I agree with Kate in that carb counting can make things easier and more flexible. It has helped me enormously in leading a very normal life. Whilst I still have a predominantly low GI, low fat, high fibre diet - occasionally I want to break out and have something different! Carb counting is easy to do and enables me to be "normal" with food. So its well worth exploring that when the time is right.

Also, honeymoons differ a lot. My brother was diagnosed in January this year and by the sounds of it, didn't have much of a honeymoon at all. When I was diagnosed 20 years ago, I used tablets for six months, then was on a very low dose of insulin for about another six months, and over a two year period gradually increased to four injections. Everyone's journey is different. A lot is to do with how our bodies react to things. For example, my brother is genuinely having a tougher time with his D than I had initially. He's working very hard at it. There is no such thing as a "bad" or "good" diabetic, just individual differences in circumstances.
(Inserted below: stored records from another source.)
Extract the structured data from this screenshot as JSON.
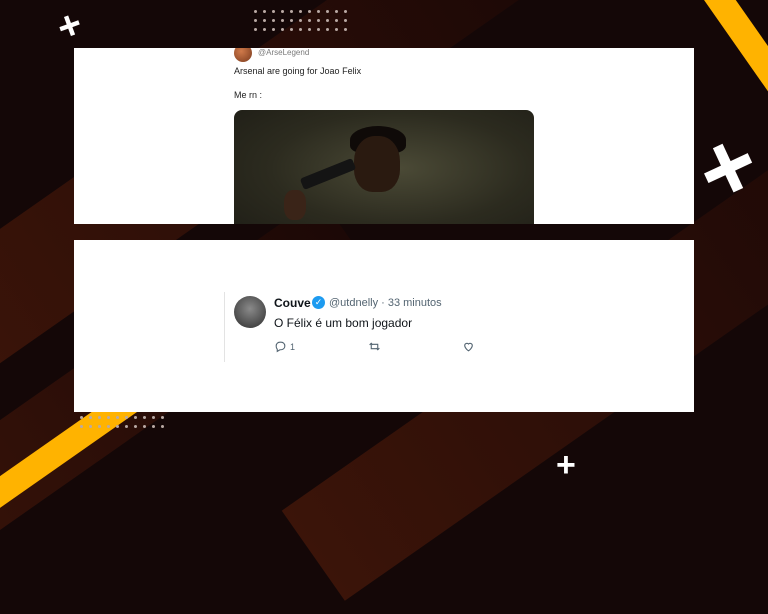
{
  "top_tweet": {
    "handle": "@ArseLegend",
    "text": "Arsenal are going for Joao Felix",
    "caption": "Me rn :"
  },
  "reply_tweet": {
    "name": "Couve",
    "handle_time": "@utdnelly · 33 minutos",
    "text": "O Félix é um bom jogador",
    "reply_count": "1"
  },
  "icons": [
    "reply-icon",
    "retweet-icon",
    "like-icon",
    "verified-icon"
  ],
  "colors": {
    "accent_yellow": "#ffb300",
    "verified_blue": "#1d9bf0"
  }
}
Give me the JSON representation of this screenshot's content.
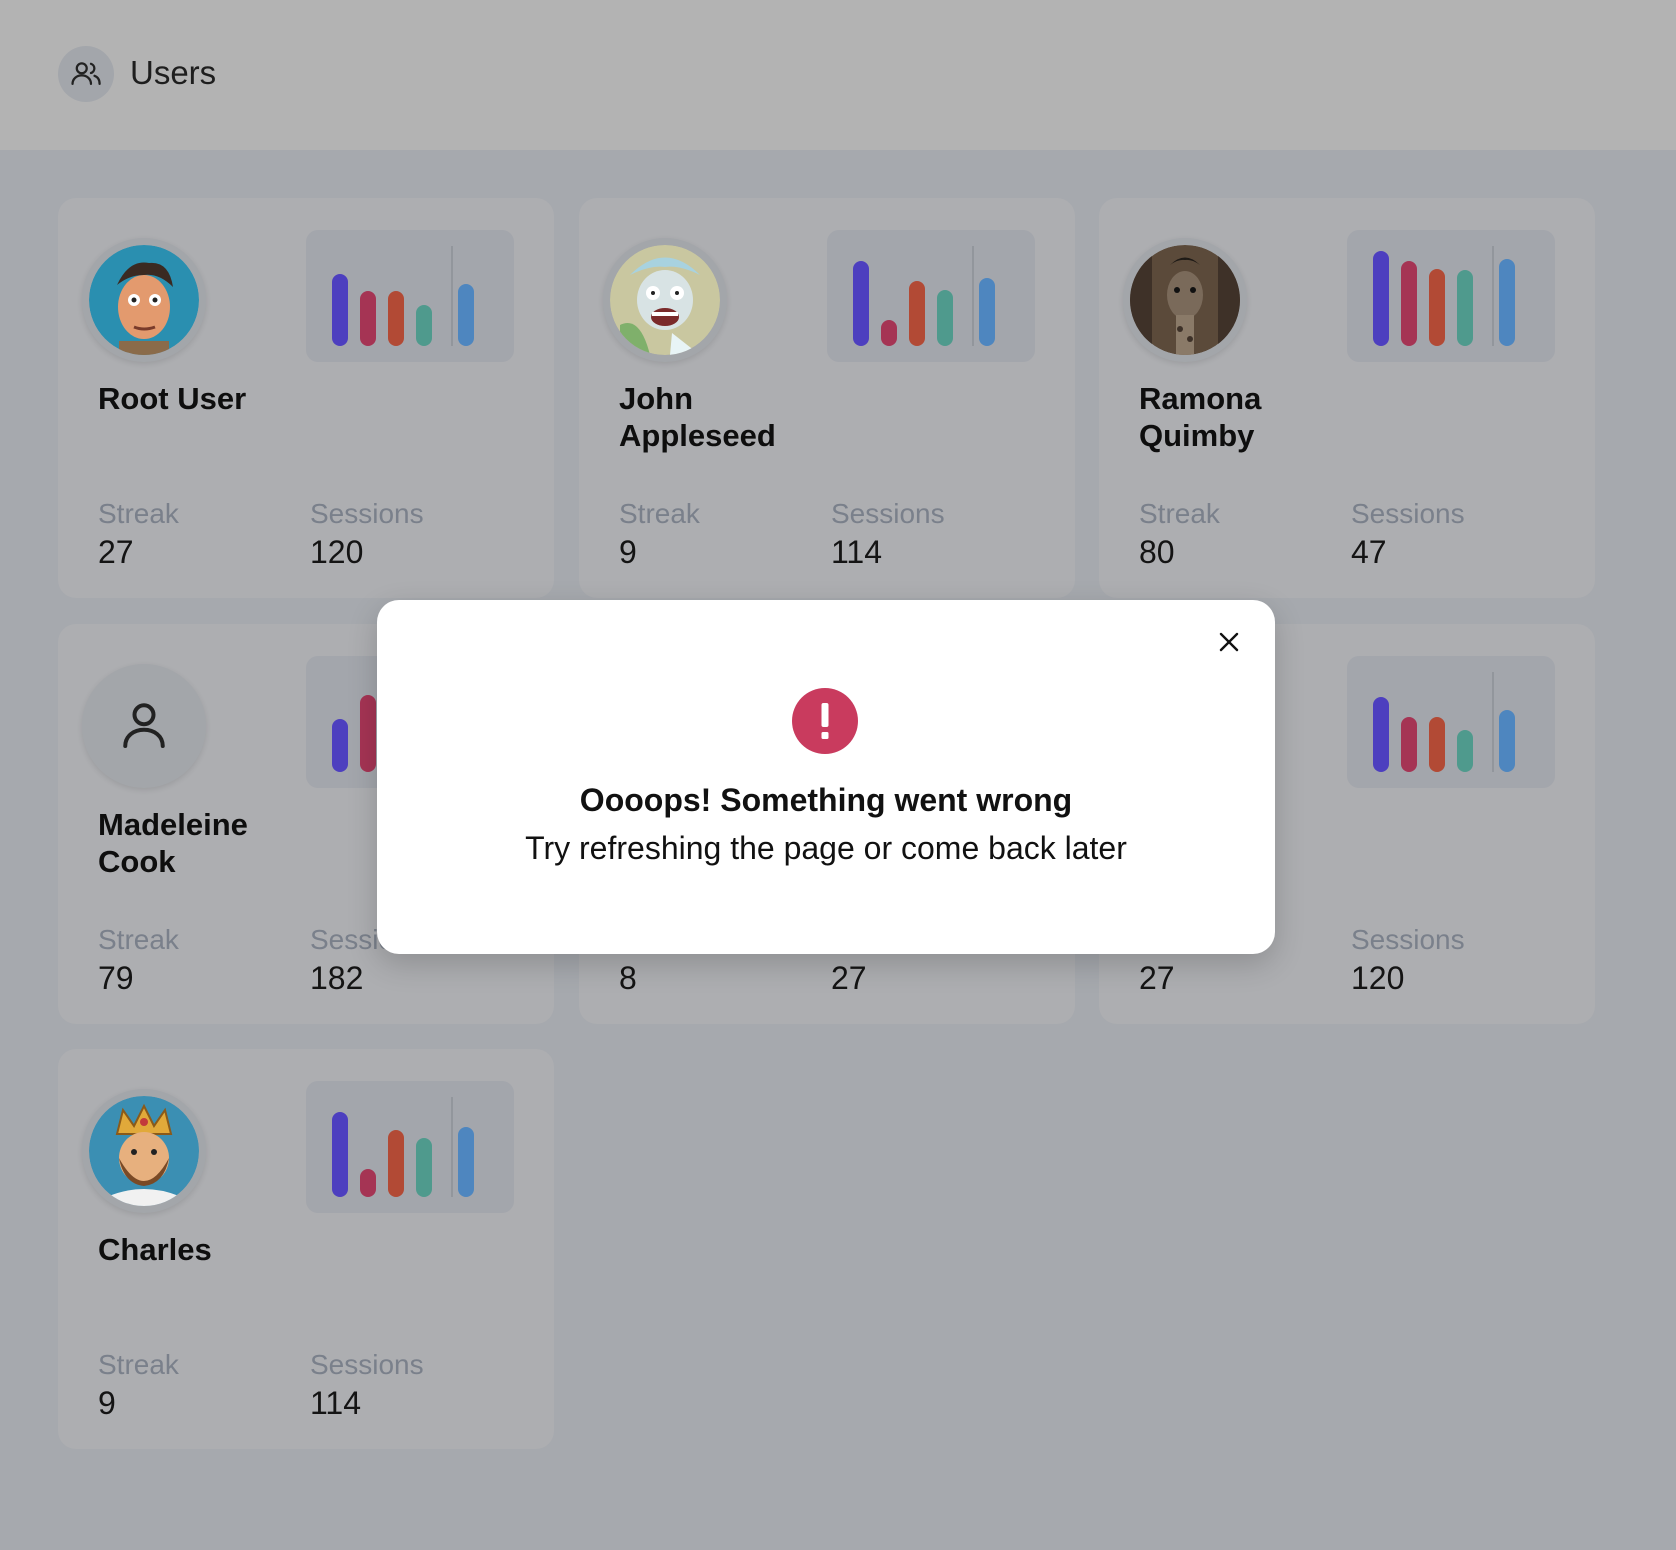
{
  "header": {
    "title": "Users",
    "icon": "users-icon"
  },
  "labels": {
    "streak": "Streak",
    "sessions": "Sessions"
  },
  "colors": {
    "bars": [
      "#4d3fbf",
      "#a53454",
      "#b24a35",
      "#4f9a8d",
      "#4e86bf"
    ],
    "alert": "#c93b5e"
  },
  "users": [
    {
      "name": "Root User",
      "streak": "27",
      "sessions": "120",
      "avatar": "cartoon-man-avatar",
      "chart_data": {
        "type": "bar",
        "values": [
          0.72,
          0.55,
          0.55,
          0.41,
          0.62
        ]
      }
    },
    {
      "name": "John Appleseed",
      "streak": "9",
      "sessions": "114",
      "avatar": "cartoon-scientist-avatar",
      "chart_data": {
        "type": "bar",
        "values": [
          0.85,
          0.26,
          0.65,
          0.56,
          0.68
        ]
      }
    },
    {
      "name": "Ramona Quimby",
      "streak": "80",
      "sessions": "47",
      "avatar": "giraffe-photo-avatar",
      "chart_data": {
        "type": "bar",
        "values": [
          0.95,
          0.85,
          0.77,
          0.76,
          0.87
        ]
      }
    },
    {
      "name": "Madeleine Cook",
      "streak": "79",
      "sessions": "182",
      "avatar": "person-placeholder-icon",
      "chart_data": {
        "type": "bar",
        "values": [
          0.53,
          0.77,
          null,
          null,
          null
        ]
      }
    },
    {
      "name": "",
      "streak": "8",
      "sessions": "27",
      "avatar": "",
      "chart_data": {
        "type": "bar",
        "values": []
      }
    },
    {
      "name": "",
      "streak": "27",
      "sessions": "120",
      "avatar": "",
      "chart_data": {
        "type": "bar",
        "values": [
          0.75,
          0.55,
          0.55,
          0.42,
          0.62
        ]
      }
    },
    {
      "name": "Charles",
      "streak": "9",
      "sessions": "114",
      "avatar": "cartoon-king-avatar",
      "chart_data": {
        "type": "bar",
        "values": [
          0.85,
          0.28,
          0.67,
          0.59,
          0.7
        ]
      }
    }
  ],
  "modal": {
    "heading": "Oooops! Something went wrong",
    "message": "Try refreshing the page or come back later"
  }
}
Re: whether your partner is honeymooning, your partner's endo may be able to test C-peptides to see if he is still producing any insulin. May give you some insight as to whether levels of insulin may change in the future?
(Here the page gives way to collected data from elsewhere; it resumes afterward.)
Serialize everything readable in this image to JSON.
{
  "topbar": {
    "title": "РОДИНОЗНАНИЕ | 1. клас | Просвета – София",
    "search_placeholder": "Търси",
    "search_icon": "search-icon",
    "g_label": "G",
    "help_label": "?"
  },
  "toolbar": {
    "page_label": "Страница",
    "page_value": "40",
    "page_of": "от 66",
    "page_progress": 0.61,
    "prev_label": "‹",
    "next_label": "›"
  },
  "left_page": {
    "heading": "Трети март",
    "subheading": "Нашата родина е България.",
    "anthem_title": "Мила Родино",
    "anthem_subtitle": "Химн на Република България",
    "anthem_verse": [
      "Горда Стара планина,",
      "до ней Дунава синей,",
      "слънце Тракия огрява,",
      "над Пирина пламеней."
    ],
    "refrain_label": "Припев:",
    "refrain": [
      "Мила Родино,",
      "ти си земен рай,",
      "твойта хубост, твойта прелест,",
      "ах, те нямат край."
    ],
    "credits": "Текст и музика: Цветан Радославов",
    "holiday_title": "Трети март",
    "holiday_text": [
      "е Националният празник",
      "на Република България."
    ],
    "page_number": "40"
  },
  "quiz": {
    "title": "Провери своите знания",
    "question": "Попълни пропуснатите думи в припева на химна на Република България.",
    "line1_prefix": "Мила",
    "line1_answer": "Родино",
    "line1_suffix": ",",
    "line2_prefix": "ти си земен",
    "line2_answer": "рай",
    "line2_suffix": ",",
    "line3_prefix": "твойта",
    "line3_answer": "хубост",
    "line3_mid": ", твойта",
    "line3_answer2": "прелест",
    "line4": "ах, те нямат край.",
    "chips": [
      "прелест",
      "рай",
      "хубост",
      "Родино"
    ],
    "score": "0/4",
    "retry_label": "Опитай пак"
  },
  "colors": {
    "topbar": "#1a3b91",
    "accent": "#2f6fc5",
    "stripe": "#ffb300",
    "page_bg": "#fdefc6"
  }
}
Finally, I do hope things remain in control and manageable for you. Keeping bsls between 4 and 10 is fantastic. I genuinely hope it continues that way. If it does become a little harder to manage (as is the experience for a lot of us), just remember that sometimes its "simply" a matter of adjusting something. Options such as the pump, carb counting, doing something differently are always there. I'd hazard a guess that things will become harder at times in the future, but they also become a little easier over time because you get better at knowing what diabetes is. Keep asking for help, get a good team of professionals around you, try your hardest to keep a sense of humour about it, and most things are possible.